One Day in the Life of Ivan Denisovich by Alexander (often spelled Aleksandr) Solzhenitsyn follows Ivan Denisovich Shukhov for a single day. Shukhov has been sentenced to ten years of hard labor in the Soviet Gulag system because he was accused of being a spy. However, what actually occurred was that he was briefly captured by Nazis during World War II. So in this book, we are shown a cross section of the hard, cruel life of a man enduring the harsh punishment for a crime he didn’t even commit.
Shukhov’s life is miserable, but Solzhenitsyn shows readers what would be considered to be one of the best possible days one could have in the Gulag. It’s not a great day, comparably, but it’s one with some brief moments of hope and joy.
Solzhenitsyn knew this subject matter well, as he himself was a Gulag prisoner from 1945 to 1953. Solzhenitsyn would eventually be awarded the Nobel Prize for Literature in 1970, and One Day in the Life of Ivan Denisovich was one of the works specifically mentioned in the presentation speech. It is largely considered to be one of the most important literary works of the 20th Century.
About the book, writer and journalist Vitaly Korotich said in an interview with the BBC:
It was not the time of computers and printers. Books were printed on cigarette paper, it was the only way to make more copies. The Soviet Union was destroyed by information, only information. And this wave started from Solzhenitsyn’s One Day.
Vitaly Korotich
The cover we’re showing here is for the 39th printing, which was published by Bantam Windstone in August, 1984. This edition was translated by Max Hayward and Ronald Hingley. Unfortunately, the artist is not credited, and the white stripe down the center of the cover is a flaw in our copy rather than an artistic element of the work itself.

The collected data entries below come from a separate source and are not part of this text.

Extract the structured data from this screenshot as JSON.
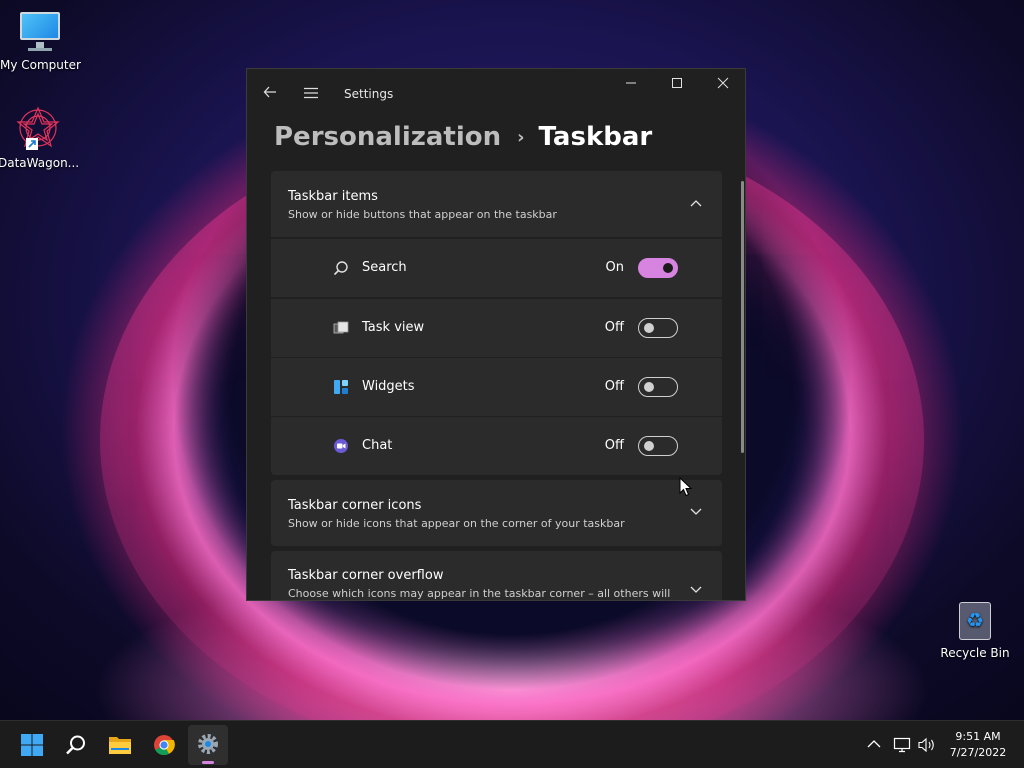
{
  "desktop": {
    "icons": [
      {
        "label": "My Computer"
      },
      {
        "label": "DataWagon..."
      },
      {
        "label": "Recycle Bin"
      }
    ]
  },
  "window": {
    "app_title": "Settings",
    "breadcrumb": {
      "parent": "Personalization",
      "separator": "›",
      "current": "Taskbar"
    },
    "taskbar_items": {
      "title": "Taskbar items",
      "subtitle": "Show or hide buttons that appear on the taskbar",
      "expanded": true,
      "rows": [
        {
          "label": "Search",
          "state": "On",
          "on": true,
          "icon": "search-icon"
        },
        {
          "label": "Task view",
          "state": "Off",
          "on": false,
          "icon": "task-view-icon"
        },
        {
          "label": "Widgets",
          "state": "Off",
          "on": false,
          "icon": "widgets-icon"
        },
        {
          "label": "Chat",
          "state": "Off",
          "on": false,
          "icon": "chat-icon"
        }
      ]
    },
    "corner_icons": {
      "title": "Taskbar corner icons",
      "subtitle": "Show or hide icons that appear on the corner of your taskbar"
    },
    "corner_overflow": {
      "title": "Taskbar corner overflow",
      "subtitle": "Choose which icons may appear in the taskbar corner – all others will"
    },
    "accent_color": "#d783e0"
  },
  "taskbar": {
    "apps": [
      "start-icon",
      "search-icon",
      "file-explorer-icon",
      "chrome-icon",
      "settings-icon"
    ],
    "clock": {
      "time": "9:51 AM",
      "date": "7/27/2022"
    }
  }
}
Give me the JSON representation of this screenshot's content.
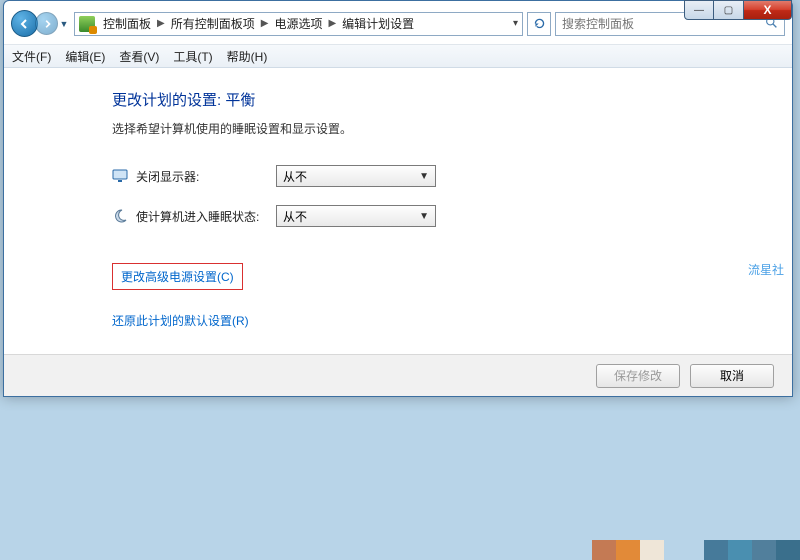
{
  "syscontrols": {
    "min": "—",
    "max": "▢",
    "close": "X"
  },
  "breadcrumb": {
    "items": [
      "控制面板",
      "所有控制面板项",
      "电源选项",
      "编辑计划设置"
    ]
  },
  "search": {
    "placeholder": "搜索控制面板"
  },
  "menubar": [
    "文件(F)",
    "编辑(E)",
    "查看(V)",
    "工具(T)",
    "帮助(H)"
  ],
  "page": {
    "heading": "更改计划的设置: 平衡",
    "desc": "选择希望计算机使用的睡眠设置和显示设置。",
    "display_off_label": "关闭显示器:",
    "sleep_label": "使计算机进入睡眠状态:",
    "never": "从不",
    "advanced_link": "更改高级电源设置(C)",
    "restore_link": "还原此计划的默认设置(R)"
  },
  "buttons": {
    "save": "保存修改",
    "cancel": "取消"
  },
  "watermark": "流星社",
  "swatch_colors": [
    "#c47a54",
    "#e28a38",
    "#efe6d8",
    "#467a9a",
    "#4a8fb0",
    "#517f9c",
    "#3a6f8c"
  ]
}
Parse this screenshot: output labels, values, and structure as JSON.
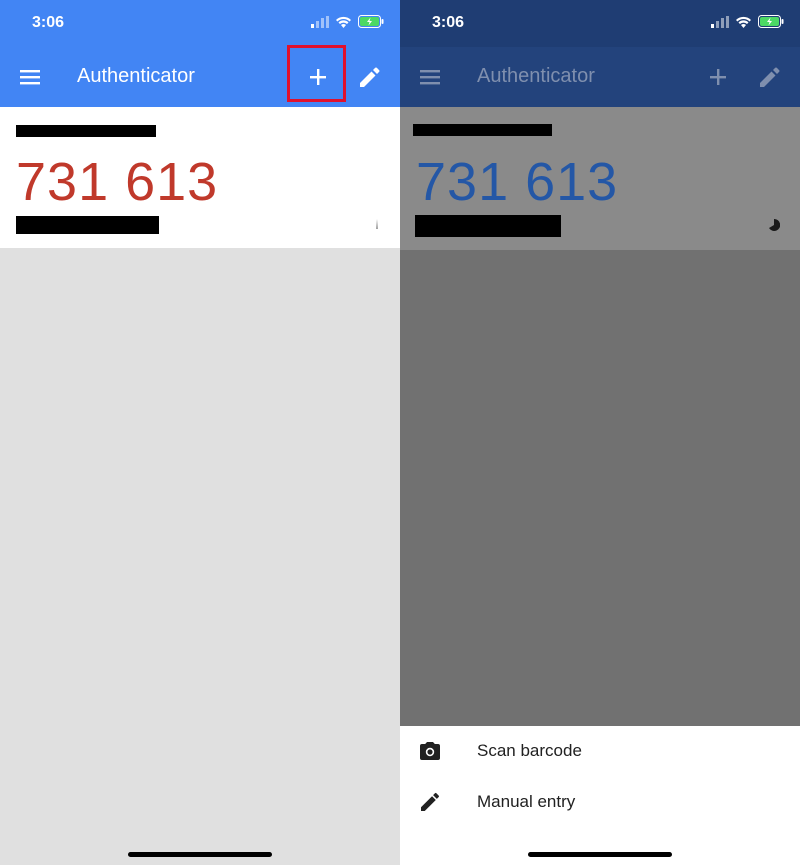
{
  "left": {
    "status": {
      "time": "3:06"
    },
    "app_bar": {
      "title": "Authenticator",
      "menu_icon": "menu-icon",
      "add_icon": "plus-icon",
      "edit_icon": "pencil-icon"
    },
    "entry": {
      "code": "731 613"
    },
    "highlight_color": "#e0102d"
  },
  "right": {
    "status": {
      "time": "3:06"
    },
    "app_bar": {
      "title": "Authenticator",
      "menu_icon": "menu-icon",
      "add_icon": "plus-icon",
      "edit_icon": "pencil-icon"
    },
    "entry": {
      "code": "731 613"
    },
    "sheet": {
      "items": [
        {
          "label": "Scan barcode",
          "icon": "camera-icon"
        },
        {
          "label": "Manual entry",
          "icon": "pencil-icon"
        }
      ]
    }
  },
  "colors": {
    "app_bar_blue": "#4285f4",
    "code_red": "#c0392b",
    "code_blue_dimmed": "#2457a6",
    "battery_green": "#4cd964"
  }
}
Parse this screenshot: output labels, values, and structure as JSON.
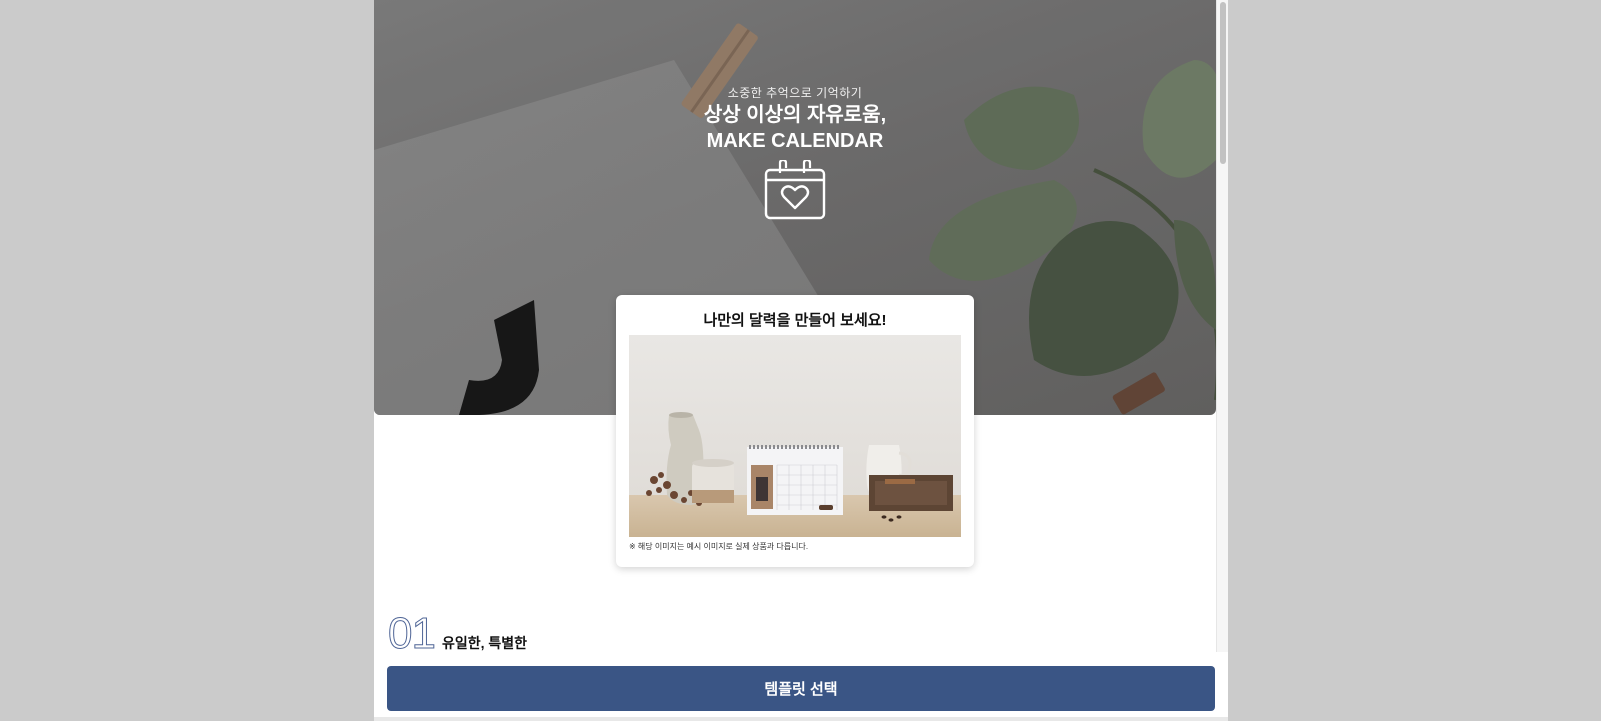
{
  "hero": {
    "subtitle": "소중한 추억으로 기억하기",
    "title_line1": "상상 이상의 자유로움,",
    "title_line2": "MAKE CALENDAR",
    "icon": "calendar-heart-icon"
  },
  "card": {
    "title": "나만의 달력을 만들어 보세요!",
    "image": "desk-calendar-photo",
    "note": "※ 해당 이미지는 예시 이미지로 실제 상품과 다릅니다."
  },
  "section": {
    "number": "01",
    "title": "유일한, 특별한"
  },
  "cta": {
    "label": "템플릿 선택"
  },
  "colors": {
    "page_background": "#cbcbcb",
    "accent": "#3a5585",
    "section_number_outline": "#4f6596"
  }
}
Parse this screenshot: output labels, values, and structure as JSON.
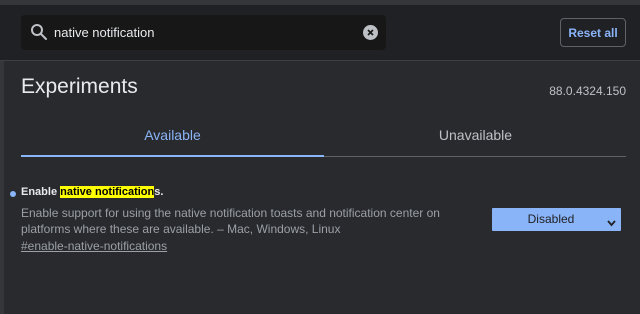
{
  "search": {
    "value": "native notification",
    "icon": "search-icon",
    "clear_icon": "clear-icon"
  },
  "header": {
    "reset_label": "Reset all"
  },
  "page": {
    "title": "Experiments",
    "version": "88.0.4324.150"
  },
  "tabs": [
    {
      "label": "Available",
      "selected": true
    },
    {
      "label": "Unavailable",
      "selected": false
    }
  ],
  "experiment": {
    "name_prefix": "Enable ",
    "name_highlight": "native notification",
    "name_suffix": "s.",
    "description": "Enable support for using the native notification toasts and notification center on platforms where these are available. – Mac, Windows, Linux",
    "link": "#enable-native-notifications",
    "select_value": "Disabled"
  },
  "colors": {
    "accent": "#8ab4f8",
    "background": "#292a2d",
    "highlight": "#ffff00"
  }
}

Now let’s look at some more recent covers for the novel. Below is the cover for the Bantam mass market paperback edition published in April, 2005. This edition features the same translation as the previous edition we showed.
The painting used as the cover’s backdrop is “Constructivist Still Life” by Russian artist Aleksandra Aleksandrovna Ekster. This work was also used for the cover of the much lesser known book, Dialectics of the Ideal: Evald Ilyenkov and Creative Soviet Marxism by Alex Levant and Vesa Oittinen.